"Memória e a verdade unem a história ao jornalismo", diz autor de livro sobre o DOI-Codi

"A Casa da Vovó", do jornalista Marcelo Godoy, revela os segredos das práticas de tortura dos militares durante a ditadura.

Atualizado em 29/12/2014 às 17:12, por Lucas Carvalho* e Alana Rodrigues*.
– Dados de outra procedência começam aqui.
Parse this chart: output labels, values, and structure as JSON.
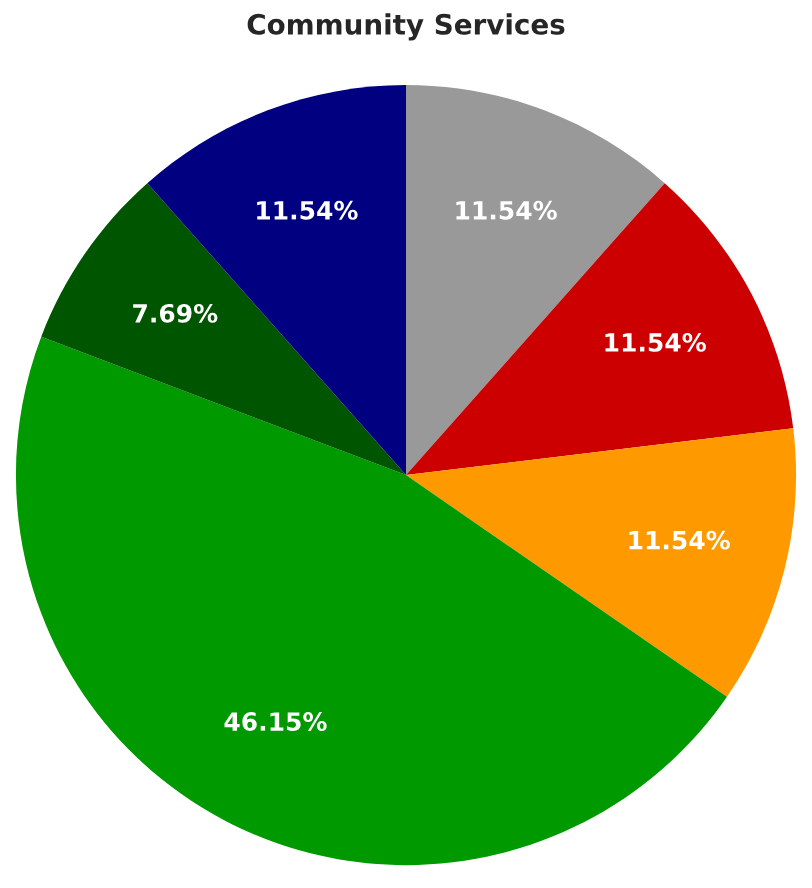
{
  "chart_data": {
    "type": "pie",
    "title": "Community Services",
    "categories": [
      null,
      null,
      null,
      null,
      null,
      null
    ],
    "values": [
      11.54,
      11.54,
      11.54,
      46.15,
      7.69,
      11.54
    ],
    "colors": [
      "#999999",
      "#cc0000",
      "#ff9900",
      "#009900",
      "#005500",
      "#000080"
    ],
    "value_labels": [
      "11.54%",
      "11.54%",
      "11.54%",
      "46.15%",
      "7.69%",
      "11.54%"
    ],
    "legend": false
  }
}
Muitos membros da luta armada que desafiou a ditadura militar no Brasil entre as décadas de 1960 e 1970 tiveram medo do Destacamento de Operações de Informações-Centro de Operações de Defesa Interna do governo – o DOI-Codi. Criado como um órgão de inteligência e repressão do regime, foi em instalações como a da Rua Tutóia, na zona sul de São Paulo, que as mais inimagináveis práticas de tortura foram utilizadas contra os dissidentes.
Crédito:Reprodução Marcelo Godoy pesquisou sobre o centro de torturas durante dez anos
Desativadas oficialmente em 1985, as unidades do DOI-Codi ainda hoje lembram dos tempos da repressão à liberdade civil e de expressão no Brasil. Quase 30 anos depois, o jornalista Marcelo Godoy, repórter do O Estado de S.Paulo , decidiu recontar a história do local que viu a morte de Vladimir Herzog e foi palco para a tortura da Presidente da República, Dilma Rousseff, e da jornalista e comentarista da Globo, Miriam Leitão.
“A Casa da Vovó” conta, em 612 páginas de entrevistas e transcrições de documentos oficiais, os segredos de militares que atuaram nos centros de repressão do governo. “’A Casa da Vovó’ nasceu de um dos apelidos que os agentes usavam para designar o DOI. Chamavam o lugar de ‘A Casa da Vovó’. Diziam que 'lá é que era bom’. Desde então tive a certeza de que essa antinomia devia ser o título”, conta o autor.
“A pesquisa nasceu de duas premissas: a primeira era a pesquisa histórica que estava ao alcance de nós, jornalistas. A segunda era que eu pensava que o papel do Exército e da Polícia Civil (Dops) já haviam sido estudados durante o regime militar. Faltava a Polícia Militar. Comecei a estudá-la e, por meio dela, cheguei aos policiais militares que trabalharam no DOI. E aí foram se sucedendo as entrevistas, de tal modo que percebi que tinha uma nova pesquisa: sobre o DOI”, continua Godoy.
Todo o trabalho de desenvolvimento do livro durou dez anos, segundo o jornalista. “No começo, a maioria das entrevistas. Depois, a pesquisa documental e o cruzamento de informações e novas entrevistas”, revela. Entre tudo isso, porém, ele admite que sua principal dificuldade foi conseguir falar com pessoas diretamente envolvidas nas rotinas de torturas de presos políticos.
“O maior desafio foi fazer falar quem não deseja”, afirma Godoy. “Nem sempre os métodos foram os da história oral. Foram os do jornalista que busca fazer falar até quem não quer. E vencer as resistências de um grupo, principalmente quando o chefe deles, o coronel Brilhante Ustra, pedia aos subordinados para não dar entrevista, não falar comigo.”
Crédito:Divulgação Livro retrata a violência da ditadura contra a oposição
Ao todo, o jornalista conseguiu o relato de mais de 25 agentes da antiga “Casa da Vovó”. O livro descreve a morte de 66 pessoas presas pelo DOI, dentre as quais 39 foram sob tortura. Foi também através desse sistema de repressão que a ditadura conseguiu desmantelar grupos guerrilheiros “terroristas”, como o Movimento de Libertação Popular (Molipo) e a Ação Libertadora Nacional (ALN).
Entre tantos relatos, um dos que mais chamou a atenção do autor foi o da morte de Antonio Benetazzo, integrante do Molipo. Aos 31 anos, o líder estudantil e artista plástico nascido na Itália foi apedrejado por militares, de modo que sua morte pudesse ser disfarçada como um atropelamento. “Mas acho um exercício inútil discutir qual relato é mais cruel ou terrível”, pondera Godoy.
Para o jornalista, uma nação precisa reconhecer seu passado para que possa avançar rumo ao futuro. Por isso, livros como “A Casa do Vovó” e tantos outros sobre a ditadura militar são muito importantes para manter fresca a memória do brasileiro. “A memória coletiva deve servir como instrumento de libertação, não de servidão. Quem diz isso é Jacques Le Goff, e eu concordo. Penso que a memória e a verdade são dois grandes ideais que unem a história ao jornalismo. Ser justo com o que há de pior e melhor nos homens, pensar que compreender não significa aceitar e o ânimo de quem busca narrar uma história foi o que me moveu durante a pesquisa e cada linha desse livro.”